Last summer, the first live 3D High Definition video images in the history of space travel were received by the Erasmus User Support and Operations Centre (USOC) at the ESTEC in the Netherlands. Erasmus USOC is manned by specialists from the National Aerospace Laboratory (NLR) and Space Applications Services (SAS). These specialists will continue to prepare and support live streaming events. 3D images take the viewers to inside the International Space Station (ISS) as if they were really there, and contribute to increasing awareness of the ISS programme. The video images can also be used in mission planning and to support operations inside the ISS. The images were taken using the Erasmus Recording Binoculars (ERB2) camera.
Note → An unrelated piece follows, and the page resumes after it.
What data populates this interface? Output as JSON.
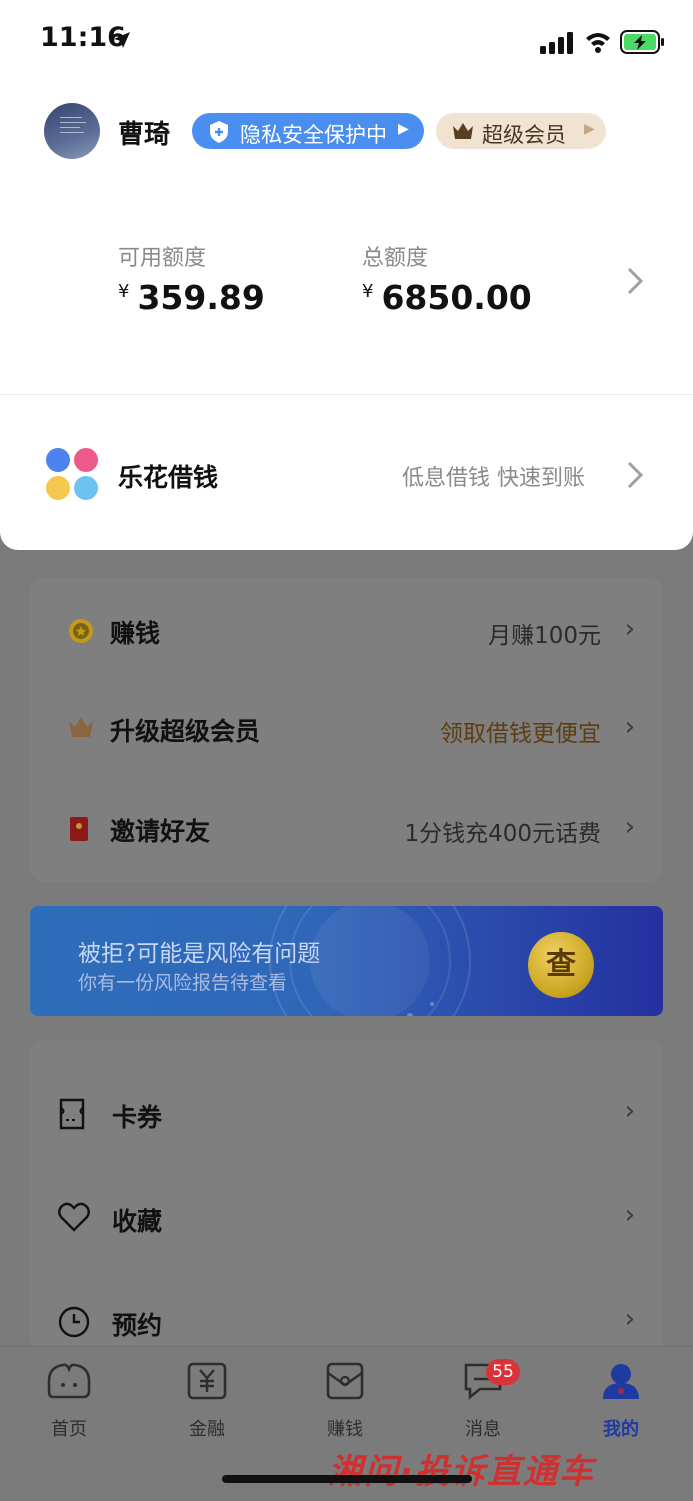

During the live-streaming video event ERB2 was connected to the European Drawer Rack (EDR) for which the Erasmus USOC is the Facility Responsible Centre.
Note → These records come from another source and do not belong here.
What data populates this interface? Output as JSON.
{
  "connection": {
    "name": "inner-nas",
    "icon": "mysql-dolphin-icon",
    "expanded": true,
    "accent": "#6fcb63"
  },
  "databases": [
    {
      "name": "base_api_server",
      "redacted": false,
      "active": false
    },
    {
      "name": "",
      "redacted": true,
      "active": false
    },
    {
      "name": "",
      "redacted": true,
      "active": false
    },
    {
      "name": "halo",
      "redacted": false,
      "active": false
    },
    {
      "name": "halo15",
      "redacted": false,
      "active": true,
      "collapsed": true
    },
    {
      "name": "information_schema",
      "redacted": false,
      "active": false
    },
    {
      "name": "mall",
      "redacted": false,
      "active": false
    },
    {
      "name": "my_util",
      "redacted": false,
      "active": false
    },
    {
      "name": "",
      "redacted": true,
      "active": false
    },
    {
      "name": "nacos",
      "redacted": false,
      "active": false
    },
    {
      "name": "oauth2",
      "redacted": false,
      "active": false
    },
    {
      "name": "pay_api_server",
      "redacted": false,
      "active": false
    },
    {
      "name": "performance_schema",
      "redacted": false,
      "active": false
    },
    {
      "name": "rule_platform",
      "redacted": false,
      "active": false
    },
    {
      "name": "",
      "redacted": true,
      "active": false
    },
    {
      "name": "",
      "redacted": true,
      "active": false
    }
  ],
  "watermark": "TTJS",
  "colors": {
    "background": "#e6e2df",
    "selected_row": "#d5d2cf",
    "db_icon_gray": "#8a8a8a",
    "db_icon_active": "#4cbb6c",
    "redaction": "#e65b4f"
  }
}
EDR is a flexible, experimental workbench for various scientific disciplines on board in the Columbus, the European module attached to the International Space Station since February 2008. The video data is transferred to ground as science data, using the Station’s High Rate Data Link. Via ground stations in the United States and the Columbus Control Centre near Munich, Germany, the video data arrives at the Erasmus USOC in Noordwijk, the Netherlands. Erasmus USOC transfers the video data to the ERB2 User Home Base (UHB), also located in the Erasmus building at ESTEC, which processes the video data such that it can be shown in the Erasmus auditorium.
NLR specialists at Erasmus USOC ensure that the 3D images from the ISS are transferred to the Payload Coordinator at ESA for further processing. Erasmus USOC supports all ERB2 3D camera-operations, including development, validation and test of operational procedures, and planning of the operations. The ERB2 3D camera is not only used for live streaming, but also for free use by the ISS crew. These videos are downloaded via EDR at a later time.
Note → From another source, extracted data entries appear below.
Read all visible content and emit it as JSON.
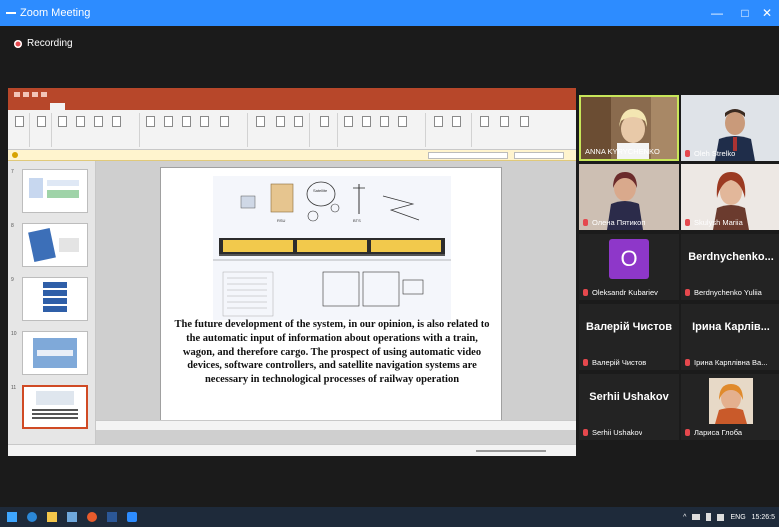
{
  "window": {
    "title": "Zoom Meeting",
    "controls": [
      "—",
      "□",
      "✕"
    ]
  },
  "recording": {
    "label": "Recording"
  },
  "shared_screen": {
    "slide_text": "The future development of the system, in our opinion, is also related to the automatic input of information about operations with a train, wagon, and therefore cargo. The prospect of using automatic video devices, software controllers, and satellite navigation systems are necessary in technological processes of railway operation",
    "thumb_numbers": [
      "7",
      "8",
      "9",
      "10",
      "11"
    ],
    "diagram_labels": {
      "sat1": "Satellite",
      "rsu": "RSU",
      "bts": "BTS"
    }
  },
  "participants": [
    {
      "name": "ANNA KYRYCHENKO",
      "kind": "video",
      "active": true,
      "muted": false
    },
    {
      "name": "Oleh Strelko",
      "kind": "video",
      "active": false,
      "muted": true
    },
    {
      "name": "Олена Пятикоп",
      "kind": "video",
      "active": false,
      "muted": true
    },
    {
      "name": "Skulysh Mariia",
      "kind": "video",
      "active": false,
      "muted": true
    },
    {
      "name": "Oleksandr Kubariev",
      "kind": "avatar",
      "initial": "O",
      "active": false,
      "muted": true
    },
    {
      "name": "Berdnychenko Yuliia",
      "kind": "text",
      "big": "Berdnychenko...",
      "active": false,
      "muted": true
    },
    {
      "name": "Валерій Чистов",
      "kind": "text",
      "big": "Валерій Чистов",
      "active": false,
      "muted": true
    },
    {
      "name": "Ірина Карплівна Ва...",
      "kind": "text",
      "big": "Ірина Карлів...",
      "active": false,
      "muted": true
    },
    {
      "name": "Serhii Ushakov",
      "kind": "text",
      "big": "Serhii Ushakov",
      "active": false,
      "muted": true
    },
    {
      "name": "Лариса Глоба",
      "kind": "video",
      "active": false,
      "muted": true
    }
  ],
  "taskbar": {
    "language": "ENG",
    "time": "15:26:5",
    "tray_arrow": "^"
  },
  "colors": {
    "zoom_blue": "#2d8cff",
    "powerpoint_red": "#b7472a",
    "active_speaker": "#c8e65a",
    "muted_red": "#e5484d",
    "avatar_purple": "#8e37c9"
  }
}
The first 3D video stream was of impressive quality, and can be watched on YouTube: http://www.youtube.com/watch?v=riJ0eHTCeig . The video has already been watched over 270.000 times, more than any other ESA video so far!
USOCs are considered as vitally important for gaining the best results from European scientific experiments on-board the ISS. Specialists from the National Aerospace NLR and SAS, operate the Erasmus USOC. They provide assistance to the astronauts when they conduct their scientific experiments and serve as intermediate to Principal Investigators and science teams towards the ISS operations. When required, USOC operations are performed 24 hours a day, including, as in this case, during the weekend.
The Erasmus USOC operations were performed under a contract between ESA and NLR, with a subcontract to SAS. The Erasmus USOC has been built up by contributions from Dutch and Belgium government.